Speech-to-text name accuracy - why spelling still fails

Picking up where we left off

In the first article, we showed why getting names and emails right is such a basic, yet critical, challenge for voice AI. A missed letter, a dropped "at", and suddenly the whole flow collapses: no email gets sent, no follow-up call happens, no ticket can be found.

That piece was about the why. Why it matters. Why this tiny detail can make or break trust in a voice system.

In this second article, we move from the why to the what. What happens if we take real-world Flemish names and emails and run them through today's best-known speech-to-text (STT) engines? We'll look at spoken names, spelled names, and email addresses. The goal isn't to bash these tools – they're powerful – but to show their limits when the data isn't free-flowing conversation but structured contact details.

Speech-to-Text (STT) results

To set a baseline, I ran 100 Flemish recordings – 50 spoken by a male voice, 50 spoken by a female voice. Each contained first names, last names, spelled versions, and email addresses. These went through five engines: Whisper (Base, Medium, Large), Deepgram Nova (2 & 3), and Scribe v1.

Synthetic data set of 50 Flemish names and emails

‍

The results

STT accuracy across spoken names, spelling and email fields

Key patterns

Spoken names are mostly fine. Bigger models handle Flemish names better, but errors remain.
French names are easier than Dutch ones (Laurent, Dubois ↔ Stijn, Verstraeten).
Spelled names almost never work. Engines turn letter-by-letter input into broken words.
Emails looked partly right but were never usable. The spelled name portion inside the email was often correct, but the syntax was always wrong: none of the engines produced the @ symbol, so even high scores don't mean valid email addresses.

Why it happens

STT models are built for flowing conversation, not structured data. They try to make words from sounds. That's why "@" becomes "at", and why spelled names turn into nonsense.

But in practice, companies don't use raw STT engines directly. They use voice agent platforms that wrap around them. So we tested those too.

Voice agent test

Next, I tried the same thing with a simple voice agent, built using VAPI and ElevenLabs Conversational Agent. These platforms don't just transcribe – they add prompts, logic, and tool calls on top of the raw STT.
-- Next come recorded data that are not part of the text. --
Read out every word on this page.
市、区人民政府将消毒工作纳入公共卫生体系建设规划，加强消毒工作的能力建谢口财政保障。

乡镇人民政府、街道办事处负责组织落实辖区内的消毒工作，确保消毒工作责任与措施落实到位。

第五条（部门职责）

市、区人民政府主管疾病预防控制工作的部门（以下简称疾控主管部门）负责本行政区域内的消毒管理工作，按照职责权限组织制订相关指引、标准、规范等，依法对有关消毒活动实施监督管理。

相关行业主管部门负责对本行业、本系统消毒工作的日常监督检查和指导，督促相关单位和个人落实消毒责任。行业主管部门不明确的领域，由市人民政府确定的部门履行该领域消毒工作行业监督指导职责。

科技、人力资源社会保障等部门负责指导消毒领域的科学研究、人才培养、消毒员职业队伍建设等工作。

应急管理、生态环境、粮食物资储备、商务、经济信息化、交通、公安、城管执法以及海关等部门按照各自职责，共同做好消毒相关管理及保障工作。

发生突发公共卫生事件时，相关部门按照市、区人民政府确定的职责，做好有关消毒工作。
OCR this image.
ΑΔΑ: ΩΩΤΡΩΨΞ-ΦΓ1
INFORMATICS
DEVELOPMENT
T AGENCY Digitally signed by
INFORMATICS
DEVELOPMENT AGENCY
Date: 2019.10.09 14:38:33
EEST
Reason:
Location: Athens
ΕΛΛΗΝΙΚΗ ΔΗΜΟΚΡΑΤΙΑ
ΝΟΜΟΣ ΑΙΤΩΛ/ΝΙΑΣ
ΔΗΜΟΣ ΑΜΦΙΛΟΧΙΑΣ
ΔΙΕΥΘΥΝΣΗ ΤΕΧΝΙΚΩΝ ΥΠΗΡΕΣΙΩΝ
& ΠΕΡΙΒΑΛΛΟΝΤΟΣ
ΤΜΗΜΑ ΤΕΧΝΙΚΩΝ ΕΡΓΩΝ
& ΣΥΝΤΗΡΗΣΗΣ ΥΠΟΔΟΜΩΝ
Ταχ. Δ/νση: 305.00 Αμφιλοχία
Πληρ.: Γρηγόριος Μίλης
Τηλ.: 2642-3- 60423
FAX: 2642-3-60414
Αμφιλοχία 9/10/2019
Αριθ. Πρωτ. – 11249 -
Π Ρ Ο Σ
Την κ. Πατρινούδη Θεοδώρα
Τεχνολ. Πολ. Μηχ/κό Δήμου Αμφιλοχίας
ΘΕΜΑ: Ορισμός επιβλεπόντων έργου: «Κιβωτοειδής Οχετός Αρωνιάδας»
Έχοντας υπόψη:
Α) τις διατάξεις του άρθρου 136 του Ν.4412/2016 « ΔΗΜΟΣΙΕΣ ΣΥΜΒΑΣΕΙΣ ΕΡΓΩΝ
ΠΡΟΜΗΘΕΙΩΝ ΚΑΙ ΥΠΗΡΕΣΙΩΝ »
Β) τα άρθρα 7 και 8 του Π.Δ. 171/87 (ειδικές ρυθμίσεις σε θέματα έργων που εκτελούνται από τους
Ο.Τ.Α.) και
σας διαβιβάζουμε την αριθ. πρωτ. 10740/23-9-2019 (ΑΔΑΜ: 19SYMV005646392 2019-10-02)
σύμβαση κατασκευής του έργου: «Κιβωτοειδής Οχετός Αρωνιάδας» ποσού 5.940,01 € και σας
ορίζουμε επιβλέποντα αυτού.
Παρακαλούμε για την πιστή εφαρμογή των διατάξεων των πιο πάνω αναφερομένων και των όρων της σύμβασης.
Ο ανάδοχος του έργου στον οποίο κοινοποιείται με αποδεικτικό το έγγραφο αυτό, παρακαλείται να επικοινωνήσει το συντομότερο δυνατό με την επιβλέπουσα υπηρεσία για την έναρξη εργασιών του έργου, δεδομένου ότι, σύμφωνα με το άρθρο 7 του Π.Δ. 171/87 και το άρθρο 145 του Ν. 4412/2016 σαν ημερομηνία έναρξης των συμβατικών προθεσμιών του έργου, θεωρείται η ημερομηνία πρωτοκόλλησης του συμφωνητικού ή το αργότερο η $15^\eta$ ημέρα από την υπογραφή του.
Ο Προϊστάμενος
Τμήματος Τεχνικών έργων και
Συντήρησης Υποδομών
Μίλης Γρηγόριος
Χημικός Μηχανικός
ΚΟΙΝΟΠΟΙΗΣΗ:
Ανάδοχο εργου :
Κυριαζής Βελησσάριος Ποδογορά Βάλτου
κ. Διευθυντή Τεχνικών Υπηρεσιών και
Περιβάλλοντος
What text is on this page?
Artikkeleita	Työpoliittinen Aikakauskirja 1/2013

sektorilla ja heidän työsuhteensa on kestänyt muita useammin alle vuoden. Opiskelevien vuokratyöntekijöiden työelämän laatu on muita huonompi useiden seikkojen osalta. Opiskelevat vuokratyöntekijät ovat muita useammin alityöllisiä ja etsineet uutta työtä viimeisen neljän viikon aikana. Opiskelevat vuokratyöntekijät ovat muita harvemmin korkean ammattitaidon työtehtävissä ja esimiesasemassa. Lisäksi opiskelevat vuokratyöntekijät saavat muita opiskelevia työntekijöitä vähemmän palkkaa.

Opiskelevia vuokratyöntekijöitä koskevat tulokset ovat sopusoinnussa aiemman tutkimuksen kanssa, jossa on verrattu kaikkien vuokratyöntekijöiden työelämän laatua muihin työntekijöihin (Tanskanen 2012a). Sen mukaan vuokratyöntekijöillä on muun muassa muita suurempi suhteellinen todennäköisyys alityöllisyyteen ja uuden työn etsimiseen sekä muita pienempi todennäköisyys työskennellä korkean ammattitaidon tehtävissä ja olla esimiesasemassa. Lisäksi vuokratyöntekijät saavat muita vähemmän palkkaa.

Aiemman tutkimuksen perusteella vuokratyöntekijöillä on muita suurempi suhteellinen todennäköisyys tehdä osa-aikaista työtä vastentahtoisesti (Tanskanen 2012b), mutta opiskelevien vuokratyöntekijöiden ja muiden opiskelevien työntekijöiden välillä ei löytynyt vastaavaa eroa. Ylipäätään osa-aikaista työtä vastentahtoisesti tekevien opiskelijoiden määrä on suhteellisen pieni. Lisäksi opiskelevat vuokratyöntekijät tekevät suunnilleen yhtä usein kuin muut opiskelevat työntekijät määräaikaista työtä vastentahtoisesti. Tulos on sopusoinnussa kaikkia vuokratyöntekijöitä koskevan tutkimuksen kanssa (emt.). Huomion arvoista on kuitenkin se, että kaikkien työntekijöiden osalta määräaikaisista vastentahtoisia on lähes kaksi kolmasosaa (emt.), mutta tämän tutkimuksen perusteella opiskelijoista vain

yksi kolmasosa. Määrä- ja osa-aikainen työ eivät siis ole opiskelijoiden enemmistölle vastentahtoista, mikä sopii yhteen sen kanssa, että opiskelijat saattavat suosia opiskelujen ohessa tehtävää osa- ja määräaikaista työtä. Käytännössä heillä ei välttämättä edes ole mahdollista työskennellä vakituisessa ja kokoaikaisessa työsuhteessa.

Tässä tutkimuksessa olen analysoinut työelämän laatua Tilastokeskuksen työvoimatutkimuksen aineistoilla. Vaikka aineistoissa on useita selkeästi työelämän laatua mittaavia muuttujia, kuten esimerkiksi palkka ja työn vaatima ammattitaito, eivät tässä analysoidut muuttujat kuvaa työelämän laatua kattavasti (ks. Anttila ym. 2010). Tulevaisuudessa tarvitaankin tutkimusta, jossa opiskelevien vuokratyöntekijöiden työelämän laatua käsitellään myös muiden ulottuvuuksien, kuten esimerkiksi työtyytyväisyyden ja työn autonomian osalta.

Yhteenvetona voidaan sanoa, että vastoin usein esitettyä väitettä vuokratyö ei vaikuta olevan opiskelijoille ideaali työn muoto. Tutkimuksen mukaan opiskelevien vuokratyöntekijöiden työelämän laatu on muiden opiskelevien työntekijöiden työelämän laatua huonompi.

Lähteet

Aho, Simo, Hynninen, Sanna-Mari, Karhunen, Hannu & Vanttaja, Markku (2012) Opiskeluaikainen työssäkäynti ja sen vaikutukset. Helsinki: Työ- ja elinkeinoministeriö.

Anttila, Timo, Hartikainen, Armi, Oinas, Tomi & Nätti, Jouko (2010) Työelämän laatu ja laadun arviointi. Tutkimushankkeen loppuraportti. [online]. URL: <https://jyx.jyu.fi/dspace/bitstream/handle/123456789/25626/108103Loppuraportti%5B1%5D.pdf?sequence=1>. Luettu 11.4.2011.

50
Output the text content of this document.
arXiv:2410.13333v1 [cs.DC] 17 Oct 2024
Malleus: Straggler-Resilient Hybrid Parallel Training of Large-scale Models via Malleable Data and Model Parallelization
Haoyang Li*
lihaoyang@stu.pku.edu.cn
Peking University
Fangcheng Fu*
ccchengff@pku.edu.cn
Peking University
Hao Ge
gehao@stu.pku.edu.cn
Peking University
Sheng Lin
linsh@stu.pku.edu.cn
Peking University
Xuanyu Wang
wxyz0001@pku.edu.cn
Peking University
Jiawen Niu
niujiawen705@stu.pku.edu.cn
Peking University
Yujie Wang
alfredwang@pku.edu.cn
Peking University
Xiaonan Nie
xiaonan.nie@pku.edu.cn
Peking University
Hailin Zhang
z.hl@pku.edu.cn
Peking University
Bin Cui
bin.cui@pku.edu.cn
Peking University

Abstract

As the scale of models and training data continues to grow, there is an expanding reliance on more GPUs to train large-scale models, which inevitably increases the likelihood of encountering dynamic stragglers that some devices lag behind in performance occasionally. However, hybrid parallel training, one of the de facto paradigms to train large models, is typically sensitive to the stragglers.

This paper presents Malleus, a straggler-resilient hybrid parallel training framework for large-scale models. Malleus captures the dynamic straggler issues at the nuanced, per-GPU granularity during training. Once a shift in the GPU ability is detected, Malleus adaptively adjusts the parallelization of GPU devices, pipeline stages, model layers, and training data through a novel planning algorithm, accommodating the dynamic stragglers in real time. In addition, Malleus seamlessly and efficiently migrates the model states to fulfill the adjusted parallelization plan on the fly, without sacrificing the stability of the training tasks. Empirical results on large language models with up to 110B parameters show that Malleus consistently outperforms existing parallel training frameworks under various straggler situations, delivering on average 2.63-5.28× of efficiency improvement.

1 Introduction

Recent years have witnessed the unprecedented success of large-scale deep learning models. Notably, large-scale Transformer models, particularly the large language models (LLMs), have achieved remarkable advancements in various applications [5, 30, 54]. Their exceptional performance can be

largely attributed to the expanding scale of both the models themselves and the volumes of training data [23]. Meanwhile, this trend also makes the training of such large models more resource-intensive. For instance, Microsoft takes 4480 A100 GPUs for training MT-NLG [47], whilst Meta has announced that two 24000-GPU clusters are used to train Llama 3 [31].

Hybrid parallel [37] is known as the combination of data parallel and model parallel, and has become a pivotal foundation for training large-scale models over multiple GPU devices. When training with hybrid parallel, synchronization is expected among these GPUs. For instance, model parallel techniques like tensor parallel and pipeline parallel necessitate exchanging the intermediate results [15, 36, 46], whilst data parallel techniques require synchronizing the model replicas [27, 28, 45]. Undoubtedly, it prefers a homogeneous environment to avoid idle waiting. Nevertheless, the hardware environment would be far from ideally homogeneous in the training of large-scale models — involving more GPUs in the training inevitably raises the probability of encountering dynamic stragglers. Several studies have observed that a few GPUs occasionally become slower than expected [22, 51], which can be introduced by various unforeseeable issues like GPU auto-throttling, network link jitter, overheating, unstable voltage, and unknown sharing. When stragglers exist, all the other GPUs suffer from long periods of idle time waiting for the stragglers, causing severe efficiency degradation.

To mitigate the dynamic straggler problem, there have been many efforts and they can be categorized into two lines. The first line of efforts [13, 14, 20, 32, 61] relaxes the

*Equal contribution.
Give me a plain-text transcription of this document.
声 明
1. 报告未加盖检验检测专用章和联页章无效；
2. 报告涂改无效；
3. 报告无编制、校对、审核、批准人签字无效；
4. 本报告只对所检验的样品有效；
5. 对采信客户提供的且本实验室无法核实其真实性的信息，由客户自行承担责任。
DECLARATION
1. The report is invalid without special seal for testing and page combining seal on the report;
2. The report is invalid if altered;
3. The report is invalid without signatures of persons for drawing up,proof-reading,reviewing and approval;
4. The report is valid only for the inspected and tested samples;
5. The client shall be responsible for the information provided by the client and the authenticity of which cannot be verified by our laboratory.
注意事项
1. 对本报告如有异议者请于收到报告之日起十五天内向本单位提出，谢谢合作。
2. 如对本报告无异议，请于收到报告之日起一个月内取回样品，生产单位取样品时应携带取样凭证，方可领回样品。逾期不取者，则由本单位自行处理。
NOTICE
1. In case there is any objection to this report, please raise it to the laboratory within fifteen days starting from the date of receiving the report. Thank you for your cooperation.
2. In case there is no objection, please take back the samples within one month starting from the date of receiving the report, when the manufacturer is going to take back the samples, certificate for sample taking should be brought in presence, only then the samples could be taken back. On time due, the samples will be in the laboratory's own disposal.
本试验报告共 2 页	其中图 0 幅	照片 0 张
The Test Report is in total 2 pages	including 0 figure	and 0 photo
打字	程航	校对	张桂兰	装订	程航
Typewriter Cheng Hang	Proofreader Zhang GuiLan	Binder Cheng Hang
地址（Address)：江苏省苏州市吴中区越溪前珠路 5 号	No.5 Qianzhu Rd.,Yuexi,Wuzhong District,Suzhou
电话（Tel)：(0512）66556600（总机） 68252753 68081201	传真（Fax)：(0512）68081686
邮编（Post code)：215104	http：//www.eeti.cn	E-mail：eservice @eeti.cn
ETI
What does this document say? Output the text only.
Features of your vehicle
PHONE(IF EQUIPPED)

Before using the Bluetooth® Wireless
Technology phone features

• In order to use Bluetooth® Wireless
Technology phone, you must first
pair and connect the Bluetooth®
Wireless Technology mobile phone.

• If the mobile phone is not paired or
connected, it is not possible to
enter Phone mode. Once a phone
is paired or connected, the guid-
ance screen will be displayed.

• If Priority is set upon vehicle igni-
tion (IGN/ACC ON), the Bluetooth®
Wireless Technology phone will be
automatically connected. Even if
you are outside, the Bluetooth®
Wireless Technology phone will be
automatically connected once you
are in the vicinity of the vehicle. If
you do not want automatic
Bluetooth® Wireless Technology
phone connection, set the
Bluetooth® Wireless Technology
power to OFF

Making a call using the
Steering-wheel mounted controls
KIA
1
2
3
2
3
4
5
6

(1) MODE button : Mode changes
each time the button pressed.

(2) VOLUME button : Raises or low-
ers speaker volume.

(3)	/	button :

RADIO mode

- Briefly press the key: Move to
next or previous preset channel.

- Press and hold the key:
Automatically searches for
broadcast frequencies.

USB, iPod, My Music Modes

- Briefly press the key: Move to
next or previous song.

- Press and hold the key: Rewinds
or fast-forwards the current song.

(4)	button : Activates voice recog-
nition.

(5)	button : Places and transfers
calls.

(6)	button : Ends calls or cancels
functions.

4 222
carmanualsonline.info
The agent asks for a name and email, and then calls two simple tools to store what it thinks it heard before confirming with the user.

The two tool calls

store_full_name – triggered as soon as the agent extracts a first and last name. It saves both, plus the raw snippet of what was heard. Even if the name is wrong, the tool call is made immediately.
store_email_address – triggered as soon as an email is detected. Again, the call happens straight away, with the raw transcription passed along.

This design makes the flow more realistic: the system stores data instantly, then circles back to check if it was right. It also shows why small errors matter – the wrong name or email often gets saved first, and corrections don't always flow through.

Spelling takes time

User: It's Nathalie Verstraeten
Transcribed: "Natalie Verstraten"
Agent: Is that N-A-T-A-L-I-E, last name V-E-R-S-T-R-A-T-E-N?
User: No, N-A-T-H-A-L-I-E, V-E-R-S-T-R-A-E-T-E-N.
Agent: Got it. Nathalie Verstraeten.
User: My email is nathalie.verstraeten@hotmail.com
Transcribed: "My email is natalie.verstraten.hotmail.com"
User: No! 🤯
...

It eventually gets there, but it's cumbersome and takes a lot of corrections and spelling.

Spelling still broken

Even with careful spelling, errors creep in. NATO alphabet could help, but nobody in Belgium uses it naturally. So we're stuck between slow spelling and incorrect capture.

Corrections don't carry over

User: nathalie.verstraeten@hotmail.com
Stored: natalie.verstraten@telenet.be ❌

Even after the correction, the email is wrong. Fixing the name once doesn't fix it everywhere.

Takeaways

Spelling is slow. Even simple names like Nathalie Verstraeten took multiple back-and-forth turns to get right.
Spelling is unreliable. Letter-by-letter input is almost always garbled, and the NATO alphabet isn't practical in Belgium.
Corrections don't propagate. Fixing a name once doesn't automatically fix it inside the email field.
Emails look accurate but aren't valid. Engines often capture the spelled name portion correctly, but the overall syntax is broken – the @ symbol never appears, so the result isn't a usable address.

These experiments show there isn't one single problem – there are several. And each will need its own way forward. In Part 3 of this series, we'll look at the different strategies that can actually make this work in practice.